The incident came just a month after the Christmas market attack in Magdeburg in which six people were killed and at least 299 wounded when a car plowed into the crowds at high speed. The driver was arrested on the scene and identified as Taleb al-Abdulmohsen, who came to Germany from Saudi Arabia in 2006 and was known to the authorities for making terrorist threats.

The two attacks are not directly related, but they fall into a recent spate of incidents in which the suspects had claimed asylum in Germany and had then gone on to commit serious acts of violence. What many Germans will take from this is that the authorities were unable to stop any of the men from killing, injuring and terrorizing innocent people, including children.

Even Chancellor Olaf Scholz issued a sharply-worded statement that went much further than the usual expressions of empathy and promises to investigate the incident and punish the perpetrator. “That isn’t enough,” he wrote, adding that he was “fed up with such brutal acts occurring every few weeks in our country — committed by perpetrators who had originally come to us to seek protection. In light of this, misguided tolerance is completely inadequate. The authorities must investigate promptly why the assassin was still in Germany in the first place. From those findings consequences must follow — talk is not enough.”

Scholz’s opponent Friedrich Merz, the man most likely to become the German chancellor following the snap elections on February 23 also demanded action: “It can’t go on like this. We must restore law and order.”

Germany’s mainstream parties will be worried that the anger, frustration and fear triggered by this most recent attack will fan the flames of Alternative für Deutschland (AfD) whose core issue is immigration. They are currently polling in second place on around a fifth of the vote, and have recently sharpened their manifesto further, embracing the idea of mass deportations of foreigners from Germany under the term “remigration,” which the party had previously dropped.

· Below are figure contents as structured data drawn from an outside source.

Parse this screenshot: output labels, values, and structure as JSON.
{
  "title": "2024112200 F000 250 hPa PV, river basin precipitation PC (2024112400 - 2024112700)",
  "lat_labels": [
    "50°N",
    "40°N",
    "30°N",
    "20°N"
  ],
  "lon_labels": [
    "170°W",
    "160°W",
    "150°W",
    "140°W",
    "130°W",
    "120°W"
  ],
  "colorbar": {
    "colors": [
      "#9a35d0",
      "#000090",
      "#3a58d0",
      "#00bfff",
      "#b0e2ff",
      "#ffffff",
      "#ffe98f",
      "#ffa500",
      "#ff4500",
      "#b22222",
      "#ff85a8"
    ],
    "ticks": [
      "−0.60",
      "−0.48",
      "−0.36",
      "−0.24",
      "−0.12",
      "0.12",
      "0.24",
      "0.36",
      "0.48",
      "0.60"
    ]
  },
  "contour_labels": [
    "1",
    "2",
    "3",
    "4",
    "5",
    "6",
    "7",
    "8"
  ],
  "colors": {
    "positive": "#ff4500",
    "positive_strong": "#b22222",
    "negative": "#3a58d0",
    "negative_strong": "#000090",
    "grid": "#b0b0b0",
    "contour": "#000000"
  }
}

Responding to the Aschaffenburg attack, AfD leader Alice Weidel immediately took to X to point out that the incident happened in Bavaria, which is run by the conservative CSU. The CSU has also promised tighter rules on immigration should it come into power together with its sister party, Merz’s CDU.

Weidel has argued for some time that the conservatives may talk tough on immigration but won’t do enough on it. Indicating that her party would go much further than border closures and deport people already in the country, she responded to the Aschaffenburg attack with the demand: “Remigration now!”

These brutal murders will have political consequences. Mainstream parties in Germany are beginning to recognize that an increasing number of Germans no longer feel safe, and that they expect politicians to take their concerns seriously. Whether they can win back trust fast enough with only weeks to go until the elections remains to be seen.

What is already clear, however, is that many voters want to see genuine change in the areas of public safety and immigration regardless of who wins the election. If the mainstream parties manage to form another coalition and keep the AfD out of power, as looks currently likely, they will have to work together on these issues, and fast, or else the next election may produce a very different result.